Melissa (Avid Reader) said...

Alexandra - Snape is one of those amazing characters that you can't fully appreciate until you read the entire series, then read it again with the full knowledge of why he does what he does.

Sandy - The tween angst is the only part that gets old, but I have to remind myself that it's suppose to be annoying.

Jillian - The horcruxes are such a brilliant idea!

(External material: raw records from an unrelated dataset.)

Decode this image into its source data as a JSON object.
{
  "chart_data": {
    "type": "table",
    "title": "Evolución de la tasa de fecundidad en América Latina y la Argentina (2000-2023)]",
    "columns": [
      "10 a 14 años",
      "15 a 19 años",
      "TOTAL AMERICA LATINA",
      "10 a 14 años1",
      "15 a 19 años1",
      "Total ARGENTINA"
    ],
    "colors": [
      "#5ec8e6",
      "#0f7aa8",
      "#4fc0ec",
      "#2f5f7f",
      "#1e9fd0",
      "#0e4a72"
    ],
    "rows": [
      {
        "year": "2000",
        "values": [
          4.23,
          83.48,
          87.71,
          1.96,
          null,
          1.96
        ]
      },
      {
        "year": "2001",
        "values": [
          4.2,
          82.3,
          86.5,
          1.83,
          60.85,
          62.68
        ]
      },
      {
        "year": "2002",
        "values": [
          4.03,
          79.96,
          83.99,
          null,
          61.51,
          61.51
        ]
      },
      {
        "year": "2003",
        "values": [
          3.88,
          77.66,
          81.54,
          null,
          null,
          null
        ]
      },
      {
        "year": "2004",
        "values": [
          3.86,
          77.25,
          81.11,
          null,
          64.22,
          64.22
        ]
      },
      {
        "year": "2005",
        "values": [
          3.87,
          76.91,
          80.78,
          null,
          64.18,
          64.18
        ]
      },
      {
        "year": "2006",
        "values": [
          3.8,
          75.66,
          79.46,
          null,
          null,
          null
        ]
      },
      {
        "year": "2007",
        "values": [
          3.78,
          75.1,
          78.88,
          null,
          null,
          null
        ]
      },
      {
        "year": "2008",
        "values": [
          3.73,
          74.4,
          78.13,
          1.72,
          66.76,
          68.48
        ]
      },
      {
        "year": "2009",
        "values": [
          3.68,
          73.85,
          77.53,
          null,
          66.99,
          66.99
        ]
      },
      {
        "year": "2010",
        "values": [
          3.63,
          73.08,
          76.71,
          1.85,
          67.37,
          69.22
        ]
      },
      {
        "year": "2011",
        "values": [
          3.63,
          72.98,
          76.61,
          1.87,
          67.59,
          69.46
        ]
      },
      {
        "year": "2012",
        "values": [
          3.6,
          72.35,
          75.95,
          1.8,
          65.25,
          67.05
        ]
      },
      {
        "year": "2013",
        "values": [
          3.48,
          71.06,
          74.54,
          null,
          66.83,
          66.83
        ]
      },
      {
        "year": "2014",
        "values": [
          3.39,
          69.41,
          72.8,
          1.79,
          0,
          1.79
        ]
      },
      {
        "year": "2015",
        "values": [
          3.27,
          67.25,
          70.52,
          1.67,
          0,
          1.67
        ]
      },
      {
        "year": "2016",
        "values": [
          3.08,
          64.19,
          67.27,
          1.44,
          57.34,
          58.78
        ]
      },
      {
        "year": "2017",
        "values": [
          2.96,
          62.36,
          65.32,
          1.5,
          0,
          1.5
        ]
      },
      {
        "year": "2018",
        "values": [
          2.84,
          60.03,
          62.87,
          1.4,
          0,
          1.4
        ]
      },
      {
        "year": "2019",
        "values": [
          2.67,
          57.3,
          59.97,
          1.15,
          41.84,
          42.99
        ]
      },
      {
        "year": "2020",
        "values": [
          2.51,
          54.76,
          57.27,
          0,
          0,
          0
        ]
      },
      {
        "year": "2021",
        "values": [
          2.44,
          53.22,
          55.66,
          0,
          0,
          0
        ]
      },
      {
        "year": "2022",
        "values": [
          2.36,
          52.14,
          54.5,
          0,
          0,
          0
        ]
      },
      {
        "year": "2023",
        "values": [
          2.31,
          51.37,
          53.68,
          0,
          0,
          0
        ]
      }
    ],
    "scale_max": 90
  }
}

Mumsy - I love that scene! There really is so much to talk about in this book. Dumbledore's disappointment and anger at the Dursleys is so control, but so powerful.

BookQuoter said...

I love that Snape finally becomes the new Defense Against the Dark Arts teacher. Finally!!! (as you know, he is my favorite character)

Jenny said...

I just love this book so, so, so much. It's my second favorite after Prisoner of Azkaban. The scenes where Harry stands up to Scrimgeour and then tells Dumbledore about it are two of my favorite scenes in the entire series. And one of my most vivid memories from reading it for the first time (at one in the morning, in an ugly flat in Croyden) is of waking up everyone by shrieking out loud in fury that Snape got the Dark Arts job. Dumbledore! What? NO.

Melissa (Avid Reader) said...

BookQuoter - That job must be cursed though, because even he only had it for a year!

Jenny - I love your memory of reading this. That's hilarious. When the final book came out I was a reporter at a small daily newspaper and it was 4H fair week. So I carried the giant hardback around with me and read it in between covering goat competitions and tractor races. I definitely won't forget that experience.

Peggy Tryton said...

The thing I loved about Quidditch in this book is Luna's commentary! Loser's lurgy....

Melissa (Avid Reader) said...

Peggy - That's true, I do love her commentary!